W podobnym tonie odniósł się do artykułu w "Dzienniku Gazeta Prawna" Tomasz Laskowski, prezes LexisNexis Polska, którego produkt LexPolonica także jest przywoływany na łamach gazety.- Polski system legislacyjny bywa czasami bardzo skomplikowany i nawet ustawodawcy zdarzają się zmiany, które nie są jednoznaczne w interpretacji. Ale mamy świadomość, że dostarczając informacje na których bazują prawnicy oraz wymiar sprawiedliwości, bierzemy na siebie dużą odpowiedzialność. Dlatego ocena obowiązywania aktów prawnych w serwisie LexPolonica ma dla nas najwyższy priorytet. W przypadku jakichkolwiek wątpliwości interpretacyjnych nasi redaktorzy zamieszczają komentarze w treści aktu, dzięki którym prawnicy dostają od nas alert, że ten przepis wymaga głębszej interpretacji w różnych kontekstach - stwierdza w ogłoszonym na stronie internetowej firmy komentarzu - stwierdza szef LexisNexis Polska.
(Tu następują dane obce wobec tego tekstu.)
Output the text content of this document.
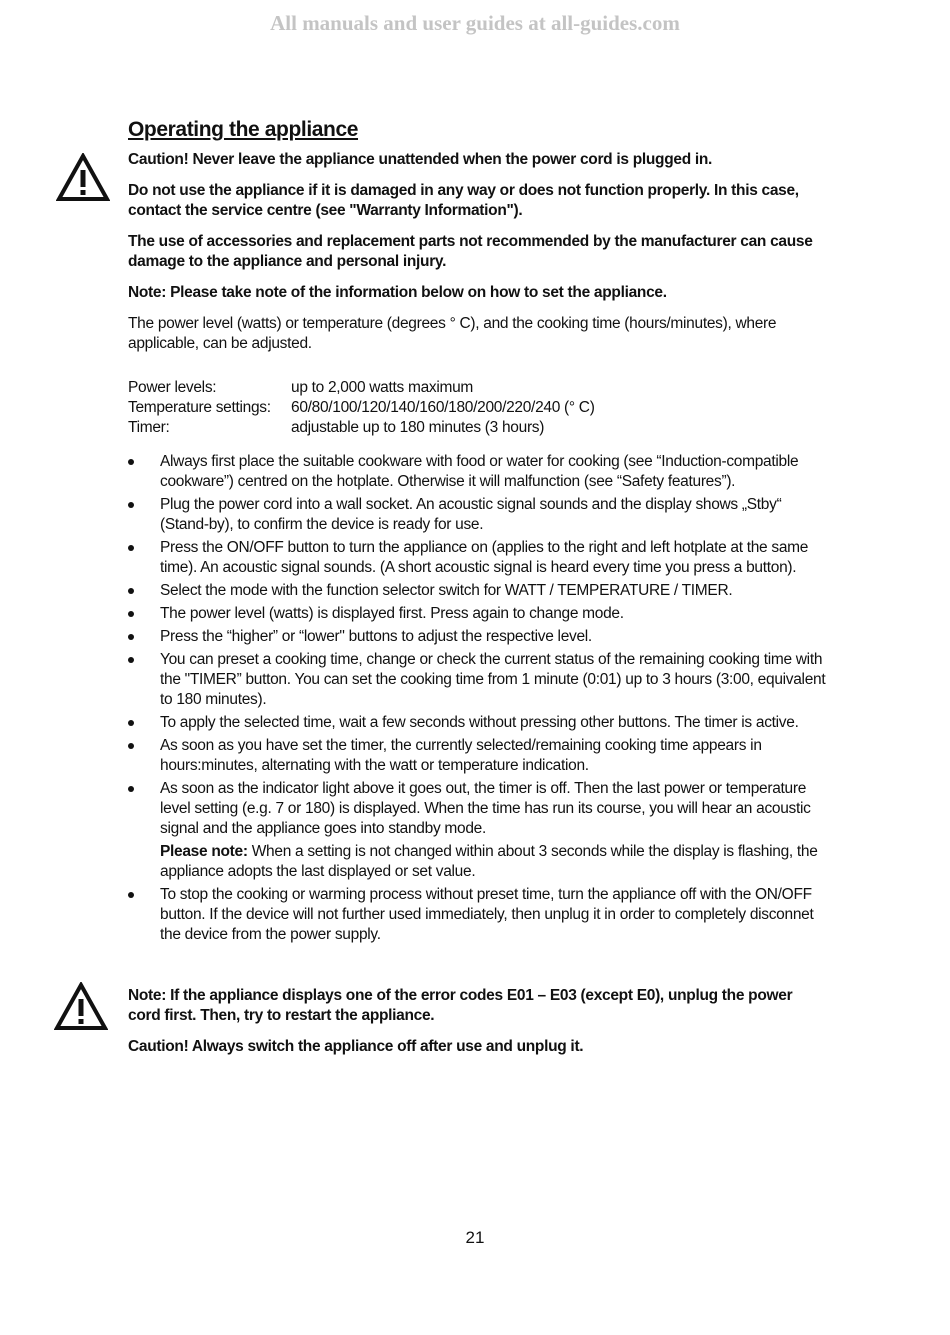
All manuals and user guides at all-guides.com
Operating the appliance

Caution! Never leave the appliance unattended when the power cord is plugged in.

Do not use the appliance if it is damaged in any way or does not function properly. In this case, contact the service centre (see "Warranty Information").

The use of accessories and replacement parts not recommended by the manufacturer can cause damage to the appliance and personal injury.

Note: Please take note of the information below on how to set the appliance.

The power level (watts) or temperature (degrees ° C), and the cooking time (hours/minutes), where applicable, can be adjusted.

Power levels:	up to 2,000 watts maximum
Temperature settings:	60/80/100/120/140/160/180/200/220/240 (° C)
Timer:	adjustable up to 180 minutes (3 hours)
Always first place the suitable cookware with food or water for cooking (see “Induction-compatible cookware”) centred on the hotplate. Otherwise it will malfunction (see “Safety features”).
Plug the power cord into a wall socket. An acoustic signal sounds and the display shows „Stby“ (Stand-by), to confirm the device is ready for use.
Press the ON/OFF button to turn the appliance on (applies to the right and left hotplate at the same time). An acoustic signal sounds. (A short acoustic signal is heard every time you press a button).
Select the mode with the function selector switch for WATT / TEMPERATURE / TIMER.
The power level (watts) is displayed first. Press again to change mode.
Press the “higher” or “lower" buttons to adjust the respective level.
You can preset a cooking time, change or check the current status of the remaining cooking time with the "TIMER” button. You can set the cooking time from 1 minute (0:01) up to 3 hours (3:00, equivalent to 180 minutes).
To apply the selected time, wait a few seconds without pressing other buttons. The timer is active.
As soon as you have set the timer, the currently selected/remaining cooking time appears in hours:minutes, alternating with the watt or temperature indication.
As soon as the indicator light above it goes out, the timer is off. Then the last power or temperature level setting (e.g. 7 or 180) is displayed. When the time has run its course, you will hear an acoustic signal and the appliance goes into standby mode.

Please note: When a setting is not changed within about 3 seconds while the display is flashing, the appliance adopts the last displayed or set value.

To stop the cooking or warming process without preset time, turn the appliance off with the ON/OFF button. If the device will not further used immediately, then unplug it in order to completely disconnet the device from the power supply.

Note: If the appliance displays one of the error codes E01 – E03 (except E0), unplug the power cord first. Then, try to restart the appliance.

Caution! Always switch the appliance off after use and unplug it.

21
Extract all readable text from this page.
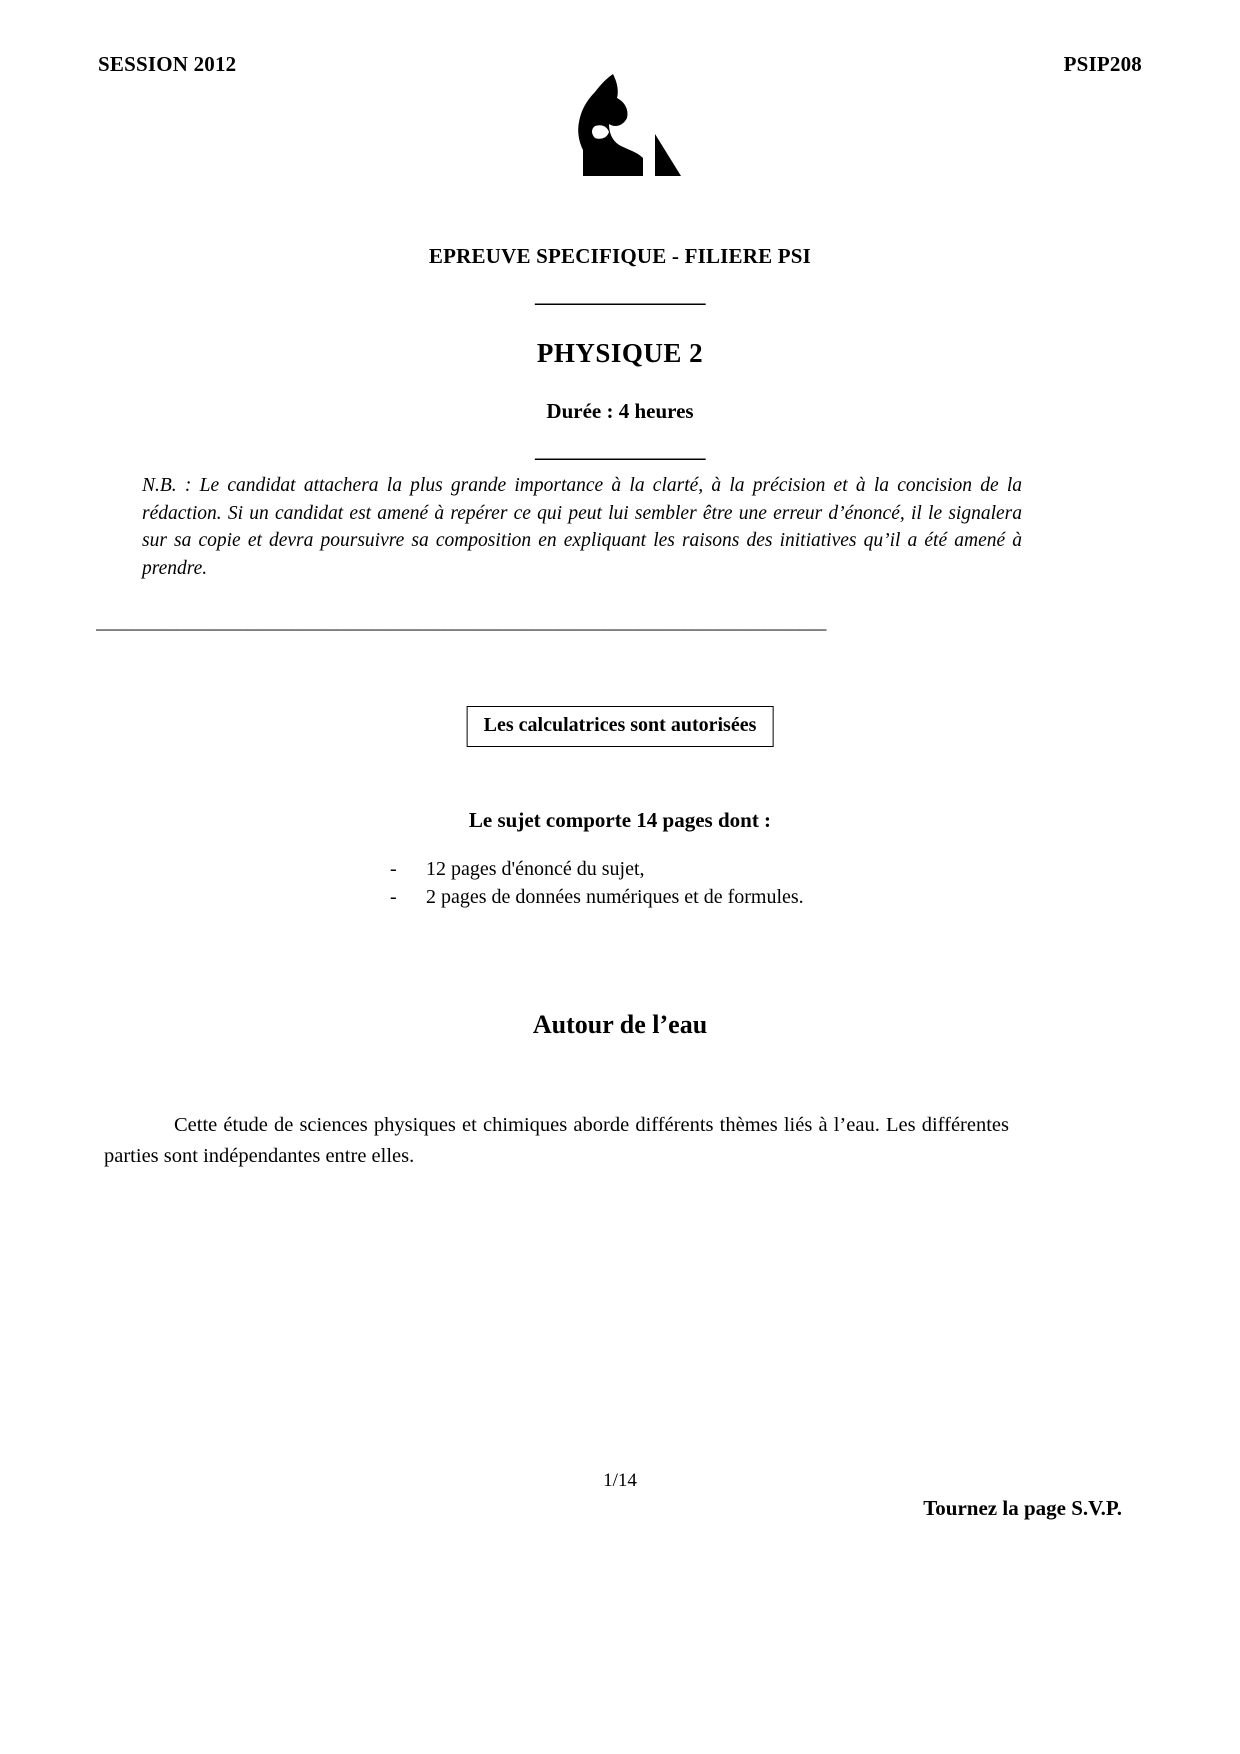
SESSION 2012	PSIP208
EPREUVE SPECIFIQUE - FILIERE PSI
_________________
PHYSIQUE 2
Durée : 4 heures
_________________
N.B. : Le candidat attachera la plus grande importance à la clarté, à la précision et à la concision de la rédaction. Si un candidat est amené à repérer ce qui peut lui sembler être une erreur d’énoncé, il le signalera sur sa copie et devra poursuivre sa composition en expliquant les raisons des initiatives qu’il a été amené à prendre.
__________________________________________________________________________________
Les calculatrices sont autorisées
Le sujet comporte 14 pages dont :
-	12 pages d'énoncé du sujet,
-	2 pages de données numériques et de formules.
Autour de l’eau
Cette étude de sciences physiques et chimiques aborde différents thèmes liés à l’eau. Les différentes parties sont indépendantes entre elles.
1/14
Tournez la page S.V.P.
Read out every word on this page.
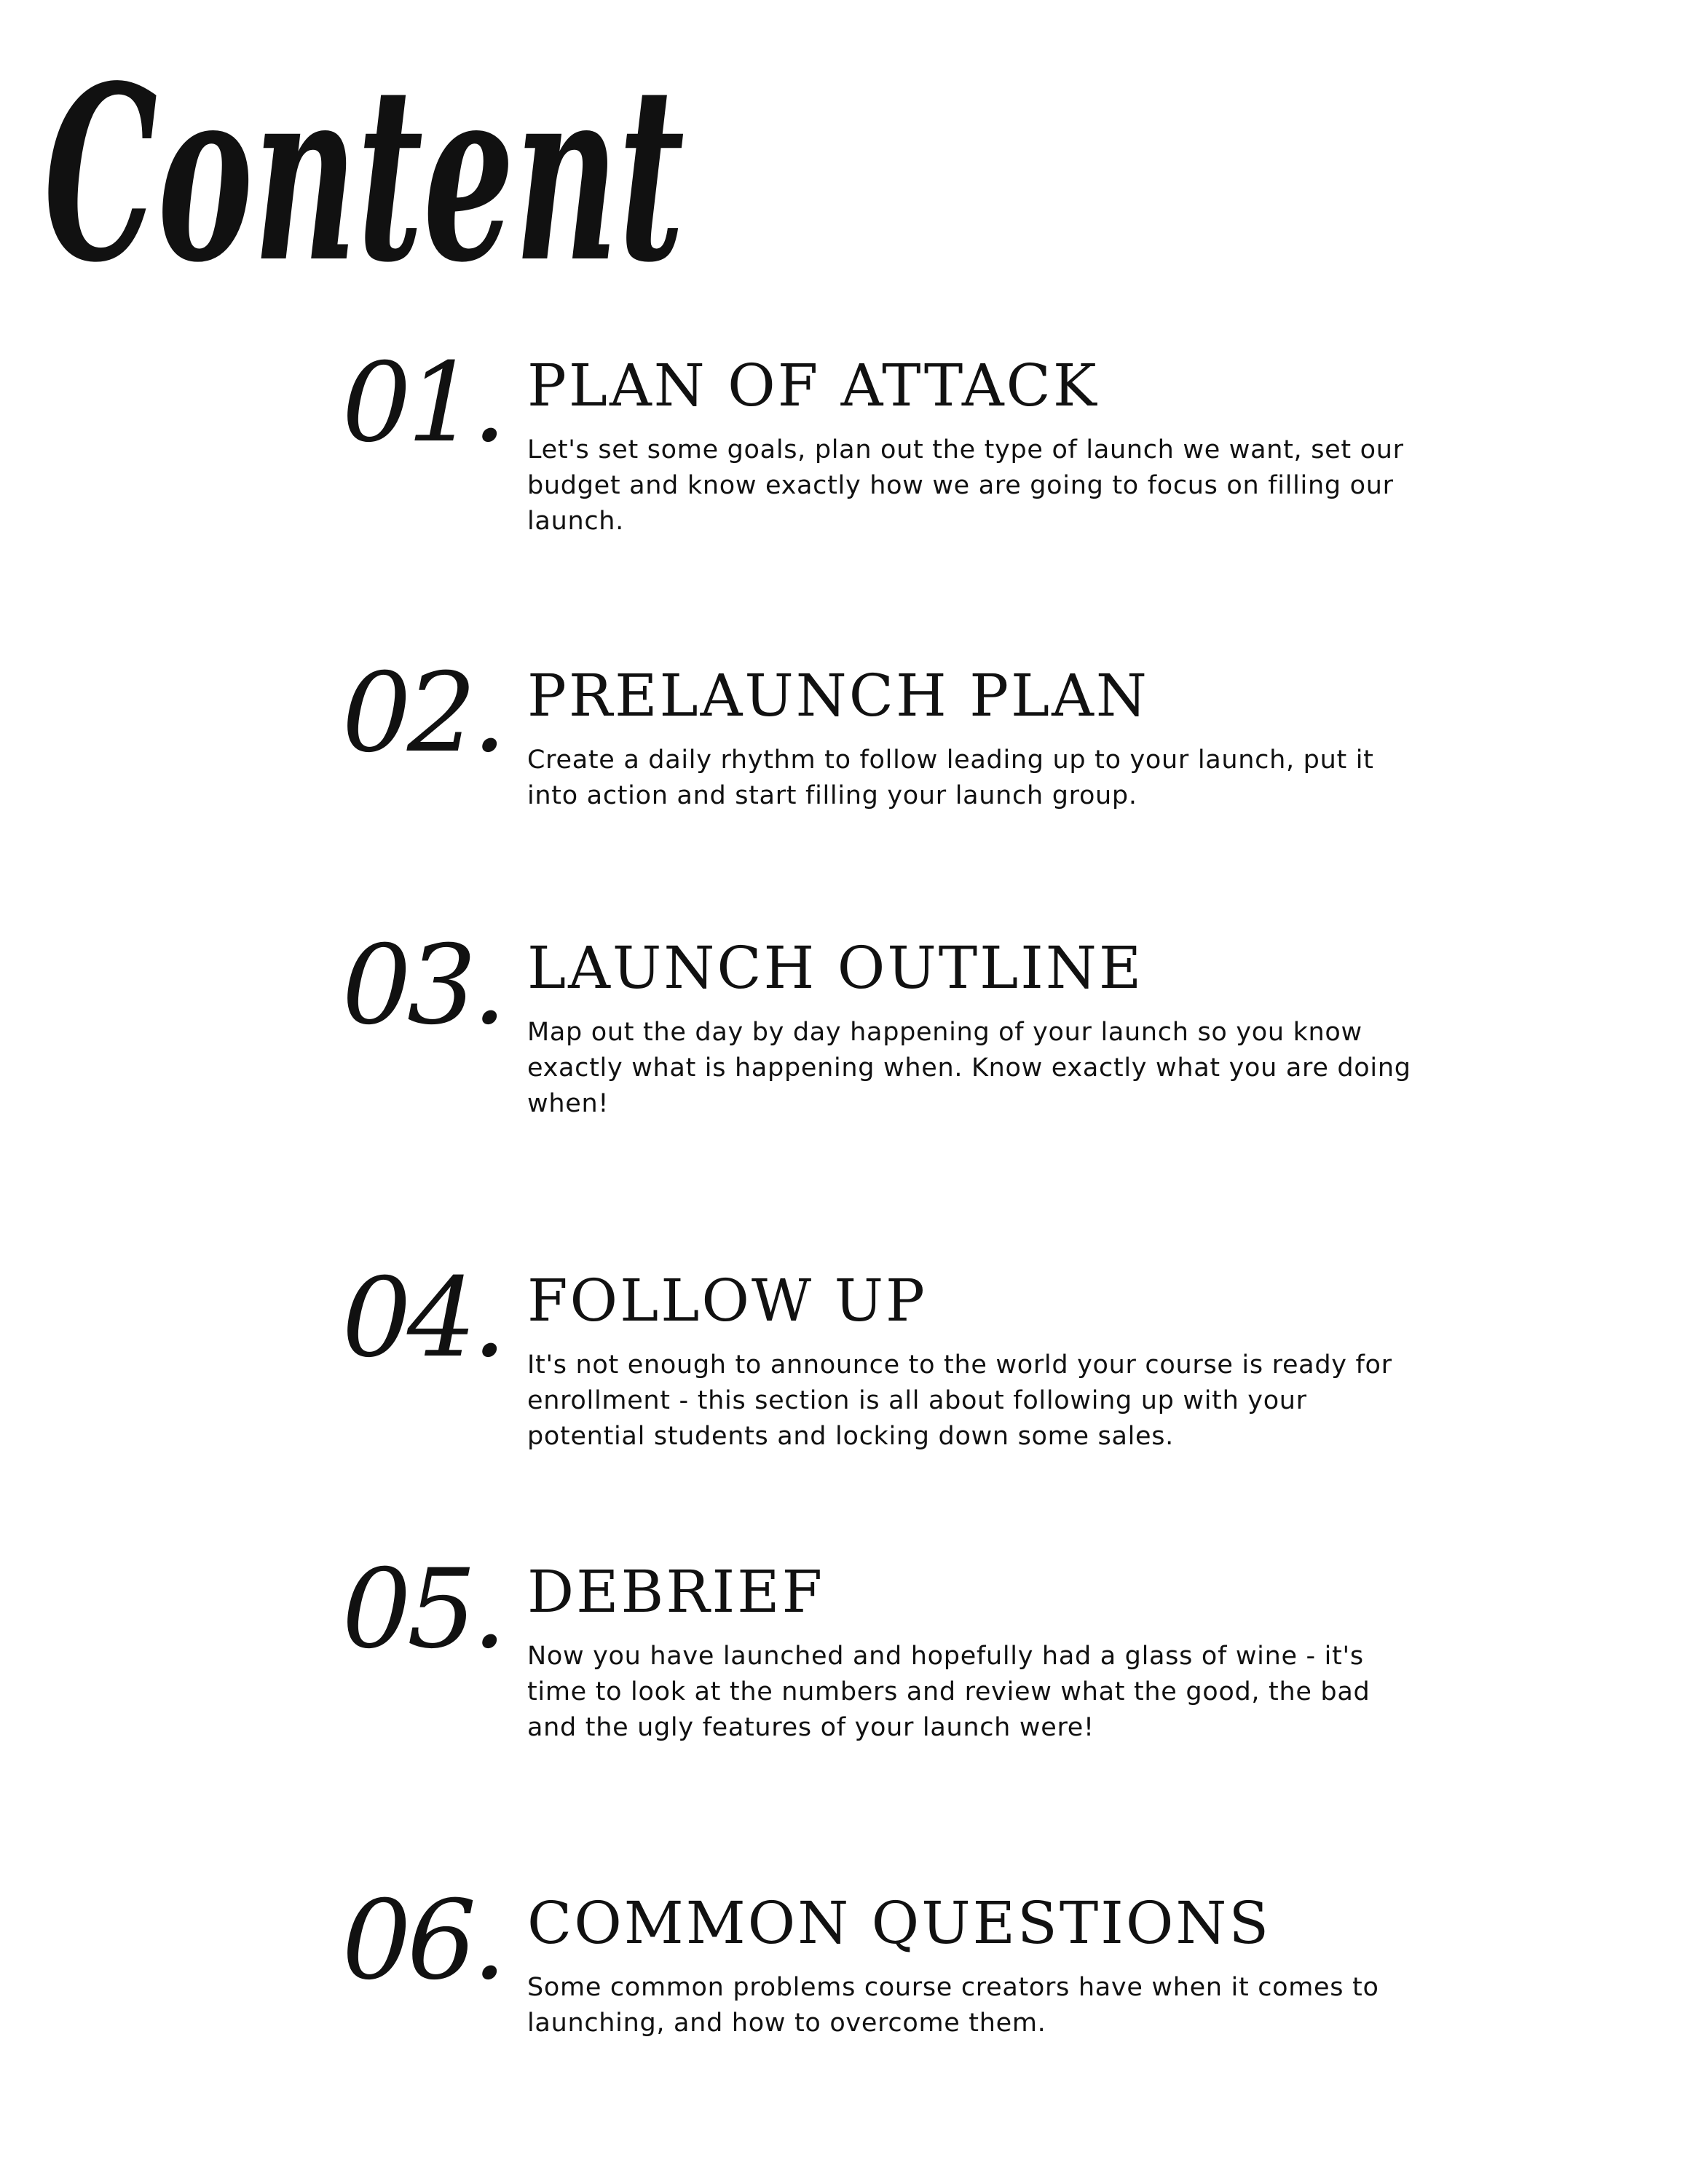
Content
01. PLAN OF ATTACK

Let's set some goals, plan out the type of launch we want, set our budget and know exactly how we are going to focus on filling our launch.

02. PRELAUNCH PLAN

Create a daily rhythm to follow leading up to your launch, put it into action and start filling your launch group.

03. LAUNCH OUTLINE

Map out the day by day happening of your launch so you know exactly what is happening when. Know exactly what you are doing when!

04. FOLLOW UP

It's not enough to announce to the world your course is ready for enrollment - this section is all about following up with your potential students and locking down some sales.

05. DEBRIEF

Now you have launched and hopefully had a glass of wine - it's time to look at the numbers and review what the good, the bad and the ugly features of your launch were!

06. COMMON QUESTIONS

Some common problems course creators have when it comes to launching, and how to overcome them.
Włodzimierz Albin natomiast dodaje na marginesie, że systemy informacji prawnej realizują zadania, które należą do organów ustawodawczych. - Naszym celem jest ujednolicanie zmian wprowadzanych w prawie przez państwo i prezentowanie tak szerokiej, jak to tylko możliwe informacji klientom - urzędom, firmom i osobom prywatnym - mówi.